Aus Europas Grüner Hauptstadt 2017: Der Schlosspark in Borbeck

Fledermäuse huschen über Teiche und fangen Mücken, Waldkäuze rufen nachts aus alten Buchen, Spechte lassen ihre Trommelwirbel erklingen, Füchse ziehen hier ihre Jungen auf. Und in circa eineinhalb Monaten geht es wieder los: Hunderte von Fröschen und Kröten wandern zur Froschhochzeit in die Teiche. Die Rede ist hier nicht etwa von einem Nationalpark… es sind die Teiche und Wälder eines Stadtparks!

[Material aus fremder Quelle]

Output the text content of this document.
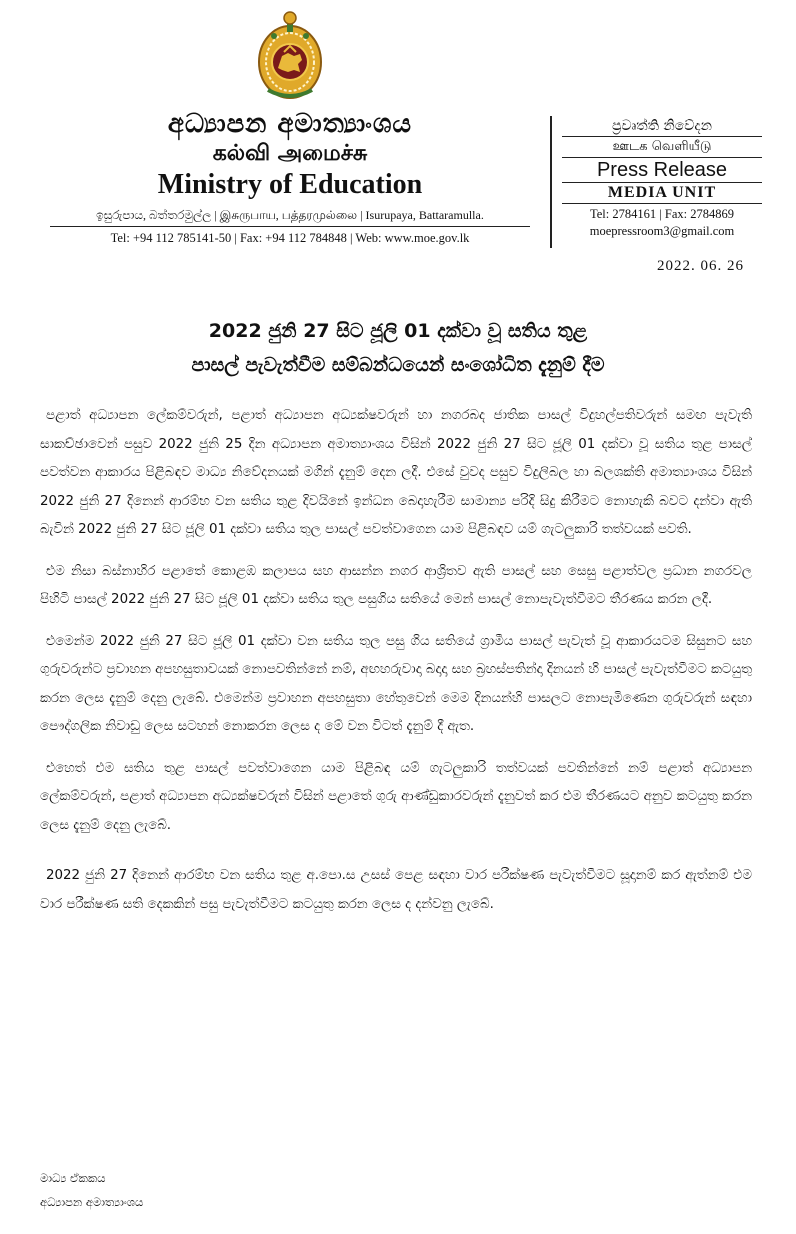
අධ්‍යාපන අමාත්‍යාංශය
கல்வி அமைச்சு
Ministry of Education
ඉසුරුපාය, බත්තරමුල්ල | இசுருபாய, பத்தரமுல்லை | Isurupaya, Battaramulla.
Tel: +94 112 785141-50 | Fax: +94 112 784848 | Web: www.moe.gov.lk
ප්‍රවෘත්ති නිවේදන
ஊடக வெளியீடு
Press Release
MEDIA UNIT
Tel: 2784161 | Fax: 2784869
moepressroom3@gmail.com
2022. 06. 26
2022 ජුනි 27 සිට ජූලි 01 දක්වා වූ සතිය තුළ
පාසල් පැවැත්වීම සම්බන්ධයෙන් සංශෝධිත දැනුම් දීම

පළාත් අධ්‍යාපන ලේකම්වරුන්, පළාත් අධ්‍යාපන අධ්‍යක්ෂවරුන් හා නගරබද ජාතික පාසල් විදුහල්පතිවරුන් සමඟ පැවැති සාකච්ඡාවෙන් පසුව 2022 ජුනි 25 දින අධ්‍යාපන අමාත්‍යාංශය විසින් 2022 ජුනි 27 සිට ජූලි 01 දක්වා වූ සතිය තුළ පාසල් පවත්වන ආකාරය පිළිබඳව මාධ්‍ය නිවේදනයක් මගින් දැනුම් දෙන ලදී. එසේ වුවද පසුව විදුලිබල හා බලශක්ති අමාත්‍යාංශය විසින් 2022 ජුනි 27 දිනෙන් ආරම්භ වන සතිය තුළ දිවයිනේ ඉන්ධන බෙදාහැරීම සාමාන්‍ය පරිදි සිදු කිරීමට නොහැකි බවට දන්වා ඇති බැවින් 2022 ජුනි 27 සිට ජූලි 01 දක්වා සතිය තුල පාසල් පවත්වාගෙන යාම පිළිබඳව යම් ගැටලුකාරි තත්වයක් පවති.

එම නිසා බස්නාහිර පළාතේ කොළඹ කලාපය සහ ආසන්න නගර ආශ්‍රිතව ඇති පාසල් සහ සෙසු පළාත්වල ප්‍රධාන නගරවල පිහිටි පාසල් 2022 ජුනි 27 සිට ජූලි 01 දක්වා සතිය තුල පසුගිය සතියේ මෙන් පාසල් නොපැවැත්වීමට තීරණය කරන ලදී.

එමෙන්ම 2022 ජුනි 27 සිට ජූලි 01 දක්වා වන සතිය තුල පසු ගිය සතියේ ග්‍රාමීය පාසල් පැවැත් වූ ආකාරයටම සිසුනට සහ ගුරුවරුන්ට ප්‍රවාහන අපහසුතාවයක් නොපවතින්නේ නම්, අඟහරුවාදා බදාදා සහ බ්‍රහස්පතින්දා දිනයන් හි පාසල් පැවැත්වීමට කටයුතු කරන ලෙස දැනුම් දෙනු ලැබේ. එමෙන්ම ප්‍රවාහන අපහසුතා හේතුවෙන් මෙම දිනයන්හි පාසලට නොපැමිණෙන ගුරුවරුන් සඳහා පෞද්ගලික නිවාඩු ලෙස සටහන් නොකරන ලෙස ද මේ වන විටත් දැනුම් දී ඇත.

එහෙත් එම සතිය තුළ පාසල් පවත්වාගෙන යාම පිළිබඳ යම් ගැටලුකාරි තත්වයක් පවතින්නේ නම් පළාත් අධ්‍යාපන ලේකම්වරුන්, පළාත් අධ්‍යාපන අධ්‍යක්ෂවරුන් විසින් පළාතේ ගුරු ආණ්ඩුකාරවරුන් දැනුවත් කර එම තීරණයට අනුව කටයුතු කරන ලෙස දැනුම් දෙනු ලැබේ.

2022 ජුනි 27 දිනෙන් ආරම්භ වන සතිය තුළ අ.පො.ස උසස් පෙළ සඳහා වාර පරීක්ෂණ පැවැත්වීමට සූදානම් කර ඇත්නම් එම වාර පරීක්ෂණ සති දෙකකින් පසු පැවැත්වීමට කටයුතු කරන ලෙස ද දන්වනු ලැබේ.

මාධ්‍ය ඒකකය
අධ්‍යාපන අමාත්‍යාංශය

Und es ist ein ganz besonderer Stadtpark: Uralt ist er und mitten im westlichen Ruhrgebiet gelegen, im Essener Stadtteil Borbeck. Hochzeit feiern hier übrigens nicht nur die Frösche. Auch bei Menschen ist der Park ein begehrter Ort für´s Ja-Wort. Denn das Zentrum des heute 42 Hektar großen und im englisch-chinesischen Stil gestalteten Parks bildet das aus dem 14. Jahrhundert stammende, barocke Wasserschloss Borbeck. Es geht auf den Damenstift Bort(h)beki zurück, der erstmals 869 n. Chr. erwähnt wurde. Über die Jahrhunderte wandelte sich das alte Anwesen von einer hochherrschaftlichen Residenz der Essener Fürstäbtissinnen zu einem heute öffentlich zugänglichen Kulturzentrum mit Veranstaltungs- und Ausstellungsräumen, einer Open-Air-Bühne („Amphittheater“), einer Musikschule („Notenkiste“) und einem Standesamt. Das Standesamt ist so nachgefragt, dass exklusive Termine wie der 1. Mai lange im Voraus ausgebucht sind.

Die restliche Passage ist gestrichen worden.